Sleeping is one of the last things to be a totally personal and private experience, even if you share your bed, because what makes you drop off is entirely subjective. The things you need may not work for anyone else. Research is very important when trying to discover what works for you in terms of your sleep needs, health and hygiene. If you are a stomach sleeper, it’s okay, you aren’t expected to break the habit of a lifetime straight away; but reading the research and exploring your options is the first step in breaking that habit.
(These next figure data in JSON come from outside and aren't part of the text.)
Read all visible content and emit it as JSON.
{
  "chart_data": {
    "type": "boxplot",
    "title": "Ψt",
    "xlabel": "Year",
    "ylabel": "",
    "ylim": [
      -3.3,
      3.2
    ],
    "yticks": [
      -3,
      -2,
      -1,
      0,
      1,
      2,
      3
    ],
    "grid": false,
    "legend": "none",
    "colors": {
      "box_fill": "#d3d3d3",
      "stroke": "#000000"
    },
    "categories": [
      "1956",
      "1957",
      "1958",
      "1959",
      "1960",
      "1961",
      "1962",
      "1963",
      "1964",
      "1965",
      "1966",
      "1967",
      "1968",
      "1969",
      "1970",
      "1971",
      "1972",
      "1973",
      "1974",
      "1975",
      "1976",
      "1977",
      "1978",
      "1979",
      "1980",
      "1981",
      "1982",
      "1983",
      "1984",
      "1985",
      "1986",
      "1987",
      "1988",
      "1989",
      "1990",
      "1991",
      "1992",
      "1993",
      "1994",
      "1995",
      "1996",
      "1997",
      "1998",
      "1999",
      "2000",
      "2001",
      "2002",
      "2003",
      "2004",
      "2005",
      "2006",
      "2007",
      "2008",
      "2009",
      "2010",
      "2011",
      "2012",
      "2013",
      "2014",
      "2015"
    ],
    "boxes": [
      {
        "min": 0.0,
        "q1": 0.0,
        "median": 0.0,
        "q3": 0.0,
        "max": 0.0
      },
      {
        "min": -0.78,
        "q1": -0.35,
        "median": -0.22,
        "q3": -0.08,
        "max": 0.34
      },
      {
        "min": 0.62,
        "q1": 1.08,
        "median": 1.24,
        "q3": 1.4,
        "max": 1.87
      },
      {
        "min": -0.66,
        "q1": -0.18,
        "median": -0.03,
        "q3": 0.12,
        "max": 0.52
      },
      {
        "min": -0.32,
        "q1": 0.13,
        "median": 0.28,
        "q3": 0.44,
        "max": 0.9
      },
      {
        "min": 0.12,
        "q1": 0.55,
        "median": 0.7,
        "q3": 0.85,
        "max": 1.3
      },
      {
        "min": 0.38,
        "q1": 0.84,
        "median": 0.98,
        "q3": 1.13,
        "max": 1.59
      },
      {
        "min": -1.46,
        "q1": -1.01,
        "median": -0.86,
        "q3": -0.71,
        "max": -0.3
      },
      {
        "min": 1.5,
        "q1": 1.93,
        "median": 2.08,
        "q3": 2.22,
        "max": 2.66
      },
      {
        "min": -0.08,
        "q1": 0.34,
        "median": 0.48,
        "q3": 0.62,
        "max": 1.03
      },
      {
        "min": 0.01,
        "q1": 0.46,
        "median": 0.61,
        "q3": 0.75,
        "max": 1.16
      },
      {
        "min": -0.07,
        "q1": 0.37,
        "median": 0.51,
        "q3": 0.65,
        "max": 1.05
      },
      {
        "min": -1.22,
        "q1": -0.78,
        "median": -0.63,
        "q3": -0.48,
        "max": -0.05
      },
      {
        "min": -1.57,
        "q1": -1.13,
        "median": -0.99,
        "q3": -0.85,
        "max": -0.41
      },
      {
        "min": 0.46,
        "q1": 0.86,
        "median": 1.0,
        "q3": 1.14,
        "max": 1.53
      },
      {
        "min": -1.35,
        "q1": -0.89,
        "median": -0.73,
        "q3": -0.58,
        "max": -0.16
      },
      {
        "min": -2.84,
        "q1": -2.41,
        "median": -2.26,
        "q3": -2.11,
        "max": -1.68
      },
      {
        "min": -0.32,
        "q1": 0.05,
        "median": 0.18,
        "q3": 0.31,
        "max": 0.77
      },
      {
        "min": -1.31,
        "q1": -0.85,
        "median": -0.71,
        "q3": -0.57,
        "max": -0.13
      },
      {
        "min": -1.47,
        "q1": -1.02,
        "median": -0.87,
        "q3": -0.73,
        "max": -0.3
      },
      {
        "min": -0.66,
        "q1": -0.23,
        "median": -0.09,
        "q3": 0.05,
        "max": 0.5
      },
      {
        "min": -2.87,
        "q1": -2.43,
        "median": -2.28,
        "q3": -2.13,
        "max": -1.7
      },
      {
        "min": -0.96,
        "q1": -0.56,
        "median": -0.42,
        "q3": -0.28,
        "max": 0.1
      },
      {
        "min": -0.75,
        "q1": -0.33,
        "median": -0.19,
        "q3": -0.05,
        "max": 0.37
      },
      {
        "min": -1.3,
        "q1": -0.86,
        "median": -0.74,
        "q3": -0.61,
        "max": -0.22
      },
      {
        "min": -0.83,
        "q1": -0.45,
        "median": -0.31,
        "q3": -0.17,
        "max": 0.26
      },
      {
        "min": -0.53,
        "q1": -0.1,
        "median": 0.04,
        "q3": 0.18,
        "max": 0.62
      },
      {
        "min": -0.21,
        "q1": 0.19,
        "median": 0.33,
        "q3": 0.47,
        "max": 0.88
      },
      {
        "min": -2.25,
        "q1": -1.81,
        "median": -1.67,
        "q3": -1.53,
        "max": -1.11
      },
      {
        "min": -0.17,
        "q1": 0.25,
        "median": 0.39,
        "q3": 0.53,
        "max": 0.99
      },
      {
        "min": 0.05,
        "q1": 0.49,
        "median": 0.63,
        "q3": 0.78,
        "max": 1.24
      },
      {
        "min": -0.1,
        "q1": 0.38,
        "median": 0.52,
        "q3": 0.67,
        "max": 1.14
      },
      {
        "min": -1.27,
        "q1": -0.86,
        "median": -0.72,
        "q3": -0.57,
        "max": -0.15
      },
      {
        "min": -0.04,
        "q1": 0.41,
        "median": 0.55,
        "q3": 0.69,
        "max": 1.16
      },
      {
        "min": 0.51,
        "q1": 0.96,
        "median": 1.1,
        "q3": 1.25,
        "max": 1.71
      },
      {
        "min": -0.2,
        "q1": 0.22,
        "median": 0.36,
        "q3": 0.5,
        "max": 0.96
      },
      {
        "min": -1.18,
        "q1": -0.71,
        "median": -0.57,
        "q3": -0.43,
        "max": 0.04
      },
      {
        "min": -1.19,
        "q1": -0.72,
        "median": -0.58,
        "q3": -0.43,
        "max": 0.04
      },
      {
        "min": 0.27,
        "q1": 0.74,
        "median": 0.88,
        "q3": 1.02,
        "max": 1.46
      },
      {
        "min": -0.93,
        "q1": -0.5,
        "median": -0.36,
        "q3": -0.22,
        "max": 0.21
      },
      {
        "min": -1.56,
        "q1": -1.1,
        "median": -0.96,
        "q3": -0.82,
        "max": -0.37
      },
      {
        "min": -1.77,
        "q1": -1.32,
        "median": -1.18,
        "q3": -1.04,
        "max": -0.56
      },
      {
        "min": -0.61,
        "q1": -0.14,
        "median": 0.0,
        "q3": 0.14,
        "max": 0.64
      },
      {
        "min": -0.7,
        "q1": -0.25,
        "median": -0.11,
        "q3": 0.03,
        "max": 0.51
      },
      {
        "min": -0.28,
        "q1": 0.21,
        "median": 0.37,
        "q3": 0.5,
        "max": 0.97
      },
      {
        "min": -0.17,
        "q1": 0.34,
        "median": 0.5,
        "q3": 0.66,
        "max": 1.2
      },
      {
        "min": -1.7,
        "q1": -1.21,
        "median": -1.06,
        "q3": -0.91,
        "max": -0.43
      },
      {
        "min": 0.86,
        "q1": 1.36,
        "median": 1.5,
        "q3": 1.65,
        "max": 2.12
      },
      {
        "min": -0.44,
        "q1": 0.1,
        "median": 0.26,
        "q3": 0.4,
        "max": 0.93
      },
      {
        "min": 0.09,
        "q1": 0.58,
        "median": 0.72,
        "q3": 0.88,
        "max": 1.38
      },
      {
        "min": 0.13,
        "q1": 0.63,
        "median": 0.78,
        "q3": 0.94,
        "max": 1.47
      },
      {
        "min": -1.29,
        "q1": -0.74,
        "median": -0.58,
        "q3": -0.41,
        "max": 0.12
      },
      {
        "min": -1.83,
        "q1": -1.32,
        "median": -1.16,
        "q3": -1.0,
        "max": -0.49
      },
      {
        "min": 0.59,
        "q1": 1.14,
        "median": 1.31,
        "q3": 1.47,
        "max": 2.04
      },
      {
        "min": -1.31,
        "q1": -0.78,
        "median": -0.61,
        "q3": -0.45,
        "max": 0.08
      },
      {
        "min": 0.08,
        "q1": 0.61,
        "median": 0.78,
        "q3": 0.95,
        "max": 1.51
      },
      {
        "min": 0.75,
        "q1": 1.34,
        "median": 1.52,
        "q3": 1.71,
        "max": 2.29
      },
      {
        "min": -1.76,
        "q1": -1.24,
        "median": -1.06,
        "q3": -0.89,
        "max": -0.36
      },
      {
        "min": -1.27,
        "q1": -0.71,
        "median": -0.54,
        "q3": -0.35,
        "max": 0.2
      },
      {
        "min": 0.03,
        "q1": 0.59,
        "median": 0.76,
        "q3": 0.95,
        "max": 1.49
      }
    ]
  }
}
The mattress you have can be a huge factor in the type of nights sleep you will get. At the minute there is a lot of emphasis on super soft mattresses, this can be misleading to stomach sleepers. Soft mattresses can actually aid in the damage you do to your spine by sleeping on your front. They could encourage parts of you to sink into the mattress, which makes the unnatural shape of your spine worse. They can also trap heat which makes your body temperature to rise exponentially.